Dans une approche IoC, le flux de contrôle est orienté du code tiers vers le code de mon application. Le code que je fournis sera sous le contrôle du code tiers. L’IoC est en fait le principe qui est mis en application par la plupart des frameworks. On peut même dire que c’est principalement ce qui distingue un framework d’une bibliothèque. Le framework fournit une ossature, une charpente (d’où son nom) à mon application et je ne dois fournir que le code spécifique qui doit être conforme à ce que le framework attend. Par exemple, en fournissant des classes qui héritent de telles classes ou qui implémentent telles interfaces qui sont définies par le framework.
Donc le Spring Framework n’est pas fondamentalement différent des autres frameworks… sauf qu’il met en pratique le principe de l’IoC dans sa forme la plus générale et la moins intrusive en proposant la notion de conteneur IoC.
Notion de conteneur IoC¶
Pour pouvoir être mise en pratique, l’inversion de contrôle implique l’existence
d’un composant supplémentaire. Dans l’exemple que nous avons pris précédemment,
un code tiers doit être responsable de créer une instance des classes
ReservationSalleDao
et ReservationSalleService
. Il faut également que ce
composant soit capable de réaliser l’injection de l’objet de type ReservationSalleDao
.
La construction des objets de notre application va être déléguée à ce composant que l’on appelle un conteneur IoC (IoC container). Ce conteneur accueille un ensemble d’objets dont il a la responsabilité de gérer le cycle de vie. Le Spring Framework est avant tout un conteneur IoC. On peut résumer le rôle du Spring Framework en disant qu’il est responsable de la création des objets qui constituent l’ossature de notre application et qu’il s’assure que les dépendances entre eux sont correctement créées.

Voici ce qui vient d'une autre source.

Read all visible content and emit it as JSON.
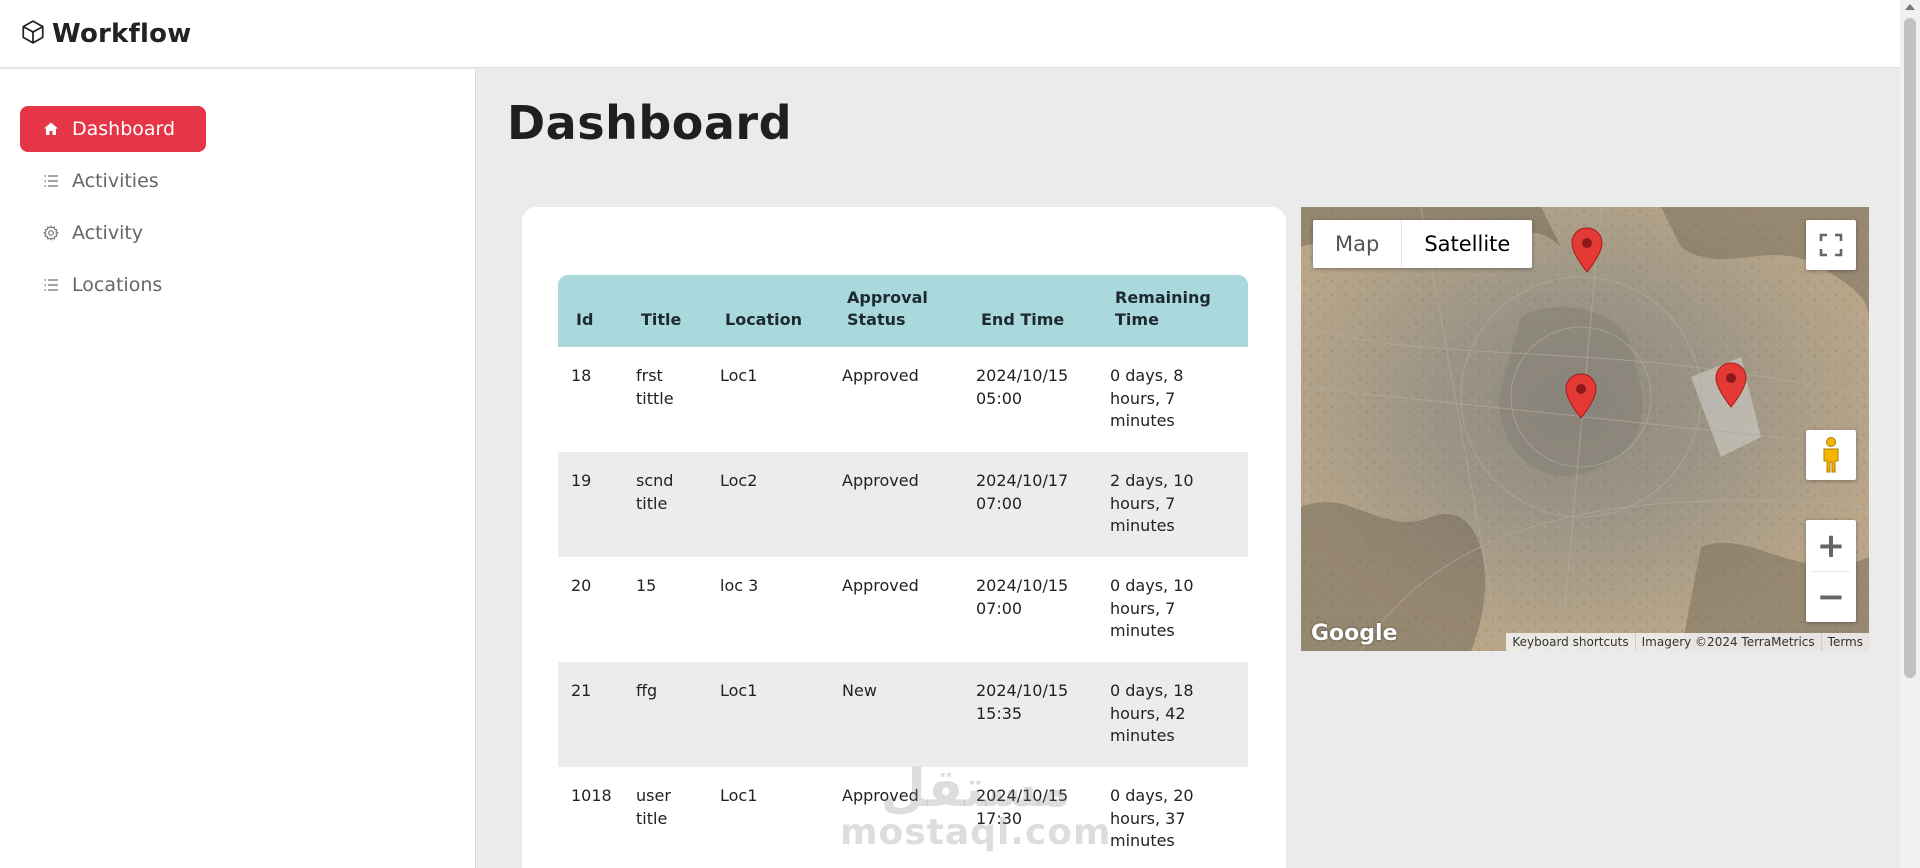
{
  "brand": {
    "name": "Workflow",
    "icon": "cube-icon"
  },
  "sidebar": {
    "items": [
      {
        "label": "Dashboard",
        "icon": "home-icon",
        "active": true
      },
      {
        "label": "Activities",
        "icon": "list-icon",
        "active": false
      },
      {
        "label": "Activity",
        "icon": "gear-icon",
        "active": false
      },
      {
        "label": "Locations",
        "icon": "list-icon",
        "active": false
      }
    ]
  },
  "page": {
    "title": "Dashboard"
  },
  "table": {
    "headers": [
      "Id",
      "Title",
      "Location",
      "Approval Status",
      "End Time",
      "Remaining Time"
    ],
    "rows": [
      [
        "18",
        "frst tittle",
        "Loc1",
        "Approved",
        "2024/10/15 05:00",
        "0 days, 8 hours, 7 minutes"
      ],
      [
        "19",
        "scnd title",
        "Loc2",
        "Approved",
        "2024/10/17 07:00",
        "2 days, 10 hours, 7 minutes"
      ],
      [
        "20",
        "15",
        "loc 3",
        "Approved",
        "2024/10/15 07:00",
        "0 days, 10 hours, 7 minutes"
      ],
      [
        "21",
        "ffg",
        "Loc1",
        "New",
        "2024/10/15 15:35",
        "0 days, 18 hours, 42 minutes"
      ],
      [
        "1018",
        "user title",
        "Loc1",
        "Approved",
        "2024/10/15 17:30",
        "0 days, 20 hours, 37 minutes"
      ]
    ]
  },
  "map": {
    "type_map": "Map",
    "type_satellite": "Satellite",
    "selected": "Satellite",
    "zoom_in": "+",
    "zoom_out": "−",
    "logo": "Google",
    "footer": [
      "Keyboard shortcuts",
      "Imagery ©2024 TerraMetrics",
      "Terms"
    ],
    "marker_color": "#e53935"
  },
  "watermark": {
    "arabic": "مستقل",
    "latin": "mostaql.com"
  },
  "colors": {
    "accent": "#e53546",
    "table_header": "#a9d9dc"
  }
}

Comme son principe reste général, il va être possible d’utiliser le Spring Framework pour des types d’application très divers. Il faut simplement pouvoir laisser au Spring Framework la possibilité d’initialiser l’application au lancement en créant le conteneur IoC. Dans la terminologie du Spring Framework, le conteneur IoC est constitué d’un ou de plusieurs contextes d’application.
Nous allons voir au chapitre suivant comment créer un contexte d’application avec le Spring Framework.